Filed under: Secret family courts — Granarchist @ 10:06 pm

A duty to whistleblow

20 December 2010

If you fear that a colleague is working in a way that puts the safety of service users at risk should you report them? It’s a dilemma that many social workers will face at one time or another and your response will say a lot about the way you see your job and your profession.

Registered social workers are bound by the GSCC’s code of practice. The code is all about the social worker’s duty to protect service users from harm. Part 3.5 says that you must

‘inform your employer or an appropriate authority where the practice of colleagues may be unsafe or adversely affecting standards of care’.

This is easy to say but immensely difficult to do as Owen Davies, Head of Policy and Research at the GSCC, recognises: “As a former social worker, I know that the prospect of reporting a fellow professional is fraught with difficulties, but equally the consequences of not doing so can be serious.” We all feel loyalty to colleagues who may be under great pressure and we are all reluctant to ‘shop’ someone. But where we are convinced that there is a real danger of harm to a client, the first duty is to the service user. Every employer or commissioner should have procedures in place to allow for a social worker to report such concerns.

But that is not the only form of whistle blowing that the code of practice covers. Part 3.4 says that you must

‘bring to the attention of your employer or an appropriate authority resource or operational difficulties that might get in the way of the delivery of safe care’.

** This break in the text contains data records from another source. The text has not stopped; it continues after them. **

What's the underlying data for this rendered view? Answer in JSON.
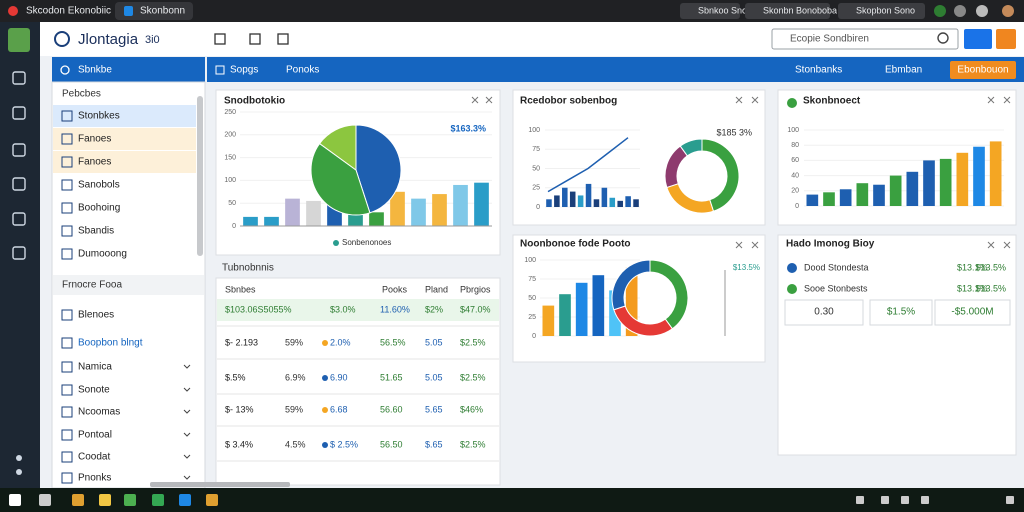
{
  "browser": {
    "tabs": [
      "Skcodon Ekonobiic",
      "Skonbonn"
    ],
    "right_tabs": [
      "Sbnkoo Snon",
      "Skonbn Bonoboba",
      "Skopbon Sono"
    ]
  },
  "header": {
    "title": "Jlontagia",
    "version": "3i0",
    "search": "Ecopie Sondbiren"
  },
  "toolbar": {
    "panel": "Sbnkbe",
    "tabs": [
      "Sopgs",
      "Ponoks"
    ],
    "right": [
      "Stonbanks",
      "Ebmban"
    ],
    "button": "Ebonbouon"
  },
  "sidebar": {
    "heading": "Pebcbes",
    "items": [
      "Stonbkes",
      "Fanoes",
      "Fanoes",
      "Sanobols",
      "Boohoing",
      "Sbandis",
      "Dumooong"
    ],
    "section": "Frnocre Fooa",
    "items2": [
      "Blenoes",
      "Boopbon blngt",
      "Namica",
      "Sonote",
      "Ncoomas",
      "Pontoal",
      "Coodat",
      "Pnonks"
    ]
  },
  "cards": [
    {
      "title": "Snodbotokio",
      "label": "$163.3%",
      "legend": "Sonbenonoes",
      "bars": {
        "values": [
          20,
          20,
          60,
          55,
          50,
          35,
          30,
          75,
          60,
          70,
          90,
          95
        ],
        "colors": [
          "#2a9dc8",
          "#2a9dc8",
          "#b9b3d6",
          "#d6d6d6",
          "#1e5fb0",
          "#2a9d8f",
          "#3aa040",
          "#f4b63f",
          "#7fc8e8",
          "#f4b63f",
          "#7fc8e8",
          "#2a9dc8"
        ],
        "ylim": [
          0,
          250
        ],
        "yticks": [
          0,
          50,
          100,
          150,
          200,
          250
        ]
      },
      "pie": {
        "values": [
          45,
          40,
          15
        ],
        "colors": [
          "#1e5fb0",
          "#3aa040",
          "#8cc63f"
        ]
      }
    },
    {
      "title": "Rcedobor sobenbog",
      "label": "$185 3%",
      "line": {
        "values": [
          20,
          35,
          50,
          70,
          90
        ],
        "color": "#1e5fb0"
      },
      "bars": {
        "values": [
          10,
          15,
          25,
          20,
          15,
          30,
          10,
          25,
          12,
          8,
          14,
          10
        ],
        "colors": [
          "#1e5fb0",
          "#1a3f7a",
          "#1e5fb0",
          "#1a3f7a",
          "#2a9dc8",
          "#1e5fb0",
          "#1a3f7a",
          "#1e5fb0",
          "#2a9dc8",
          "#1a3f7a",
          "#1e5fb0",
          "#1a3f7a"
        ],
        "ylim": [
          0,
          100
        ],
        "yticks": [
          0,
          25,
          50,
          75,
          100
        ]
      },
      "pie": {
        "values": [
          45,
          25,
          20,
          10
        ],
        "colors": [
          "#3aa040",
          "#f4a623",
          "#8e3b6e",
          "#2a9d8f"
        ]
      }
    },
    {
      "title": "Skonbnoect",
      "bars": {
        "values": [
          15,
          18,
          22,
          30,
          28,
          40,
          45,
          60,
          62,
          70,
          78,
          85
        ],
        "colors": [
          "#1e5fb0",
          "#3aa040",
          "#1e5fb0",
          "#3aa040",
          "#1e5fb0",
          "#3aa040",
          "#1e5fb0",
          "#1e5fb0",
          "#3aa040",
          "#f4a623",
          "#1e88e5",
          "#f4a623"
        ],
        "ylim": [
          0,
          100
        ],
        "yticks": [
          0,
          20,
          40,
          60,
          80,
          100
        ]
      }
    },
    {
      "title": "Noonbonoe fode Pooto",
      "label": "$13.5%",
      "bars": {
        "values": [
          40,
          55,
          70,
          80,
          60,
          90
        ],
        "colors": [
          "#f4a623",
          "#2a9d8f",
          "#1e88e5",
          "#1565c0",
          "#4fc3f7",
          "#f49b1f"
        ],
        "ylim": [
          0,
          100
        ],
        "yticks": [
          0,
          25,
          50,
          75,
          100
        ]
      },
      "pie": {
        "values": [
          40,
          30,
          30
        ],
        "colors": [
          "#3aa040",
          "#e53935",
          "#1e5fb0"
        ]
      }
    }
  ],
  "table": {
    "title": "Tubnobnnis",
    "headers": [
      "Sbnbes",
      "Pooks",
      "Pland",
      "Pbrgios"
    ],
    "rows": [
      [
        "$103.06S5055%",
        "$3.0%",
        "11.60%",
        "$2%",
        "$47.0%"
      ],
      [
        "$- 2.193",
        "59%",
        "2.0%",
        "56.5%",
        "5.05",
        "$2.5%"
      ],
      [
        "$.5%",
        "6.9%",
        "6.90",
        "51.65",
        "5.05",
        "$2.5%"
      ],
      [
        "$- 13%",
        "59%",
        "6.68",
        "56.60",
        "5.65",
        "$46%"
      ],
      [
        "$ 3.4%",
        "4.5%",
        "$ 2.5%",
        "56.50",
        "$.65",
        "$2.5%"
      ]
    ]
  },
  "summary": {
    "title": "Hado Imonog Bioy",
    "rows": [
      {
        "label": "Dood Stondesta",
        "value": "$13.1%",
        "change": "$13.5%"
      },
      {
        "label": "Sooe Stonbests",
        "value": "$13.1%",
        "change": "$13.5%"
      }
    ],
    "stats": [
      "0.30",
      "$1.5%",
      "-$5.000M"
    ]
  }
}
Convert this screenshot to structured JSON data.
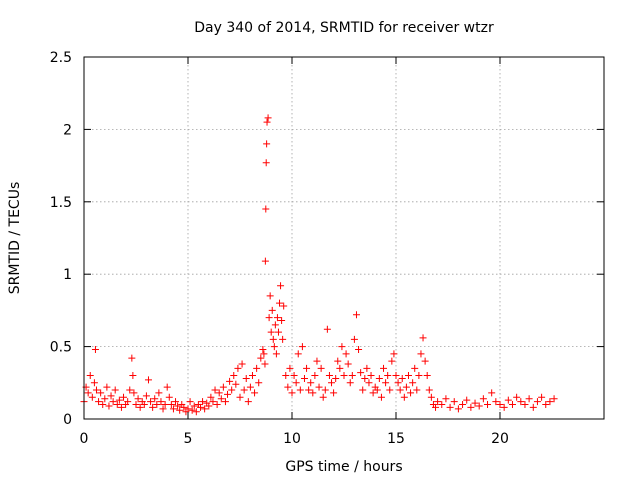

The GSCC sometimes gets calls from registrants who say that they are being asked by their employer to do something which they think will bring them into conflict with their obligations under the code of practice. A regulatory body cannot interfere in the relationship between the registrant and their employer – and anyone in such a situation is best advised to seek the support of their union or professional body – but the code says that there is a duty ‘to bring to the attention of the employer’ and you need to be able to show that you have done this where you believe that safe care might be compromised.